Within this context, activities such as hack-a-thons -- usually associated with technology product companies -- have taken a prominent role in staff retention and career development. Projecting forward, we foresee a trend to place more emphasis on college graduate hiring in combination with the more experienced middle and senior managers.
As of this writing, we have completed 22 months of a 30-month program to rearchitect FINRA's market regulation portfolio in the AWS cloud. Approximately 70% of the systems are in production on the cloud, and the program has been a success by any measure. This success has now turned our attention to migrating the remainder of our portfolio to the cloud and utilizing the processing power, storage, and flexibility of the cloud to further our analytic capabilities in areas of pattern recognition, machine learning, and other data analysis capabilities.
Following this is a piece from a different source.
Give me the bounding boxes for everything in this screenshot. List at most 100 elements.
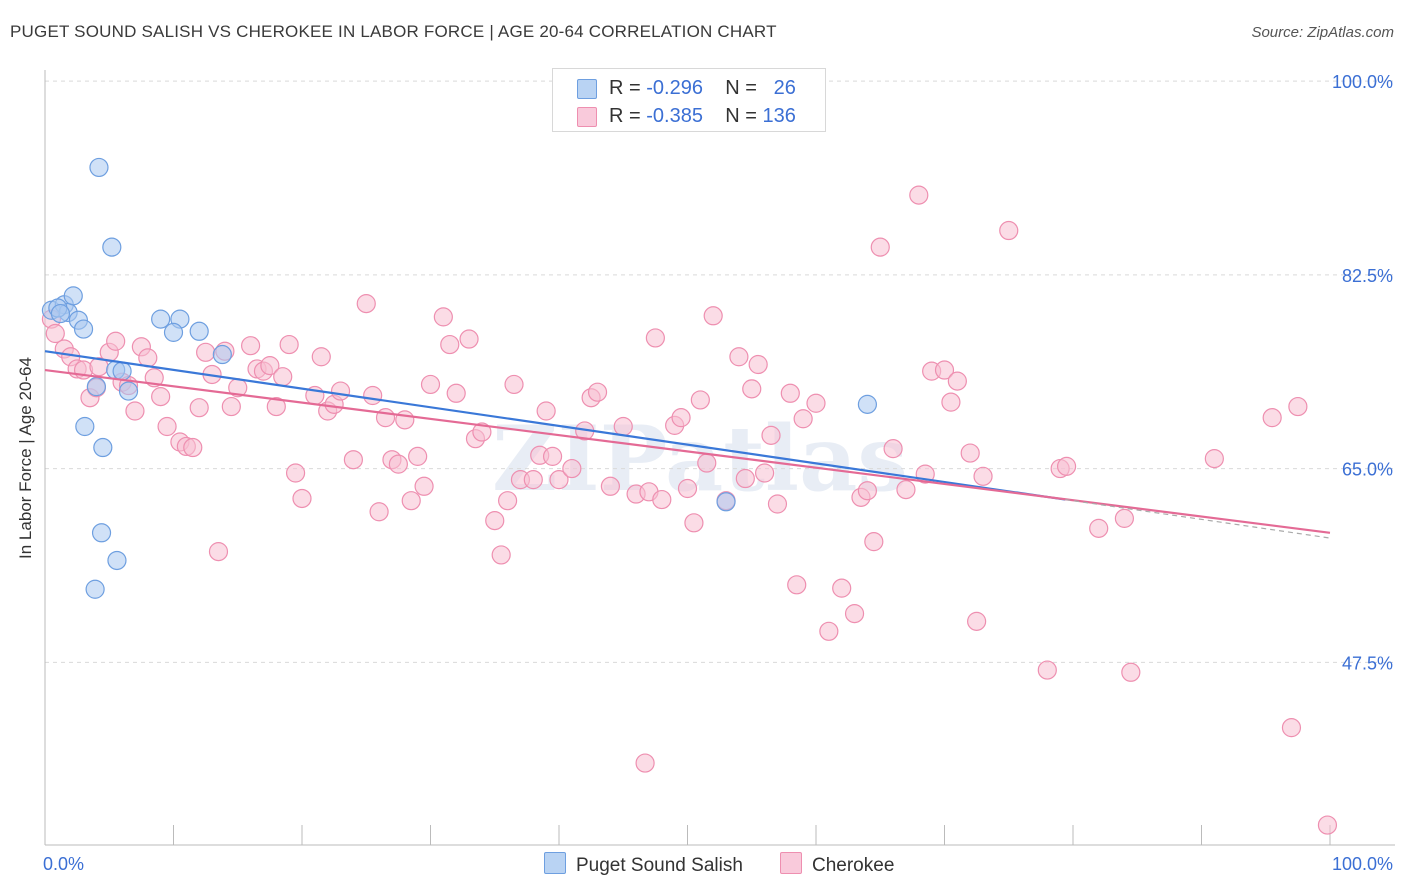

For other enterprises contemplating such an effort, I would summarize three key considerations from our journey. First, it is important to gain hands-on knowledge about the cloud early on by assigning a group of motivated and highly competent programmers to develop prototypes and proofs of concept. This allows myths to be debunked and subsequent analysis to be grounded in practical experience and based on fact. Second, to meet our objectives, we found it necessary to rearchitect our systems and fully utilize cloud and open source functionality. Third, and perhaps most importantly, we chose to focus on consistent delivery of significantly increased business value. This focus gave teams a concrete basis on which to make architectural tradeoffs and framed the project as an enterprise project with business support rather than as an infrastructure upgrade.
While these are clearly not essential elements for all companies contemplating cloud migration, failure to incorporate these factors could well result in a lost opportunity to move an organization to the next level of capability.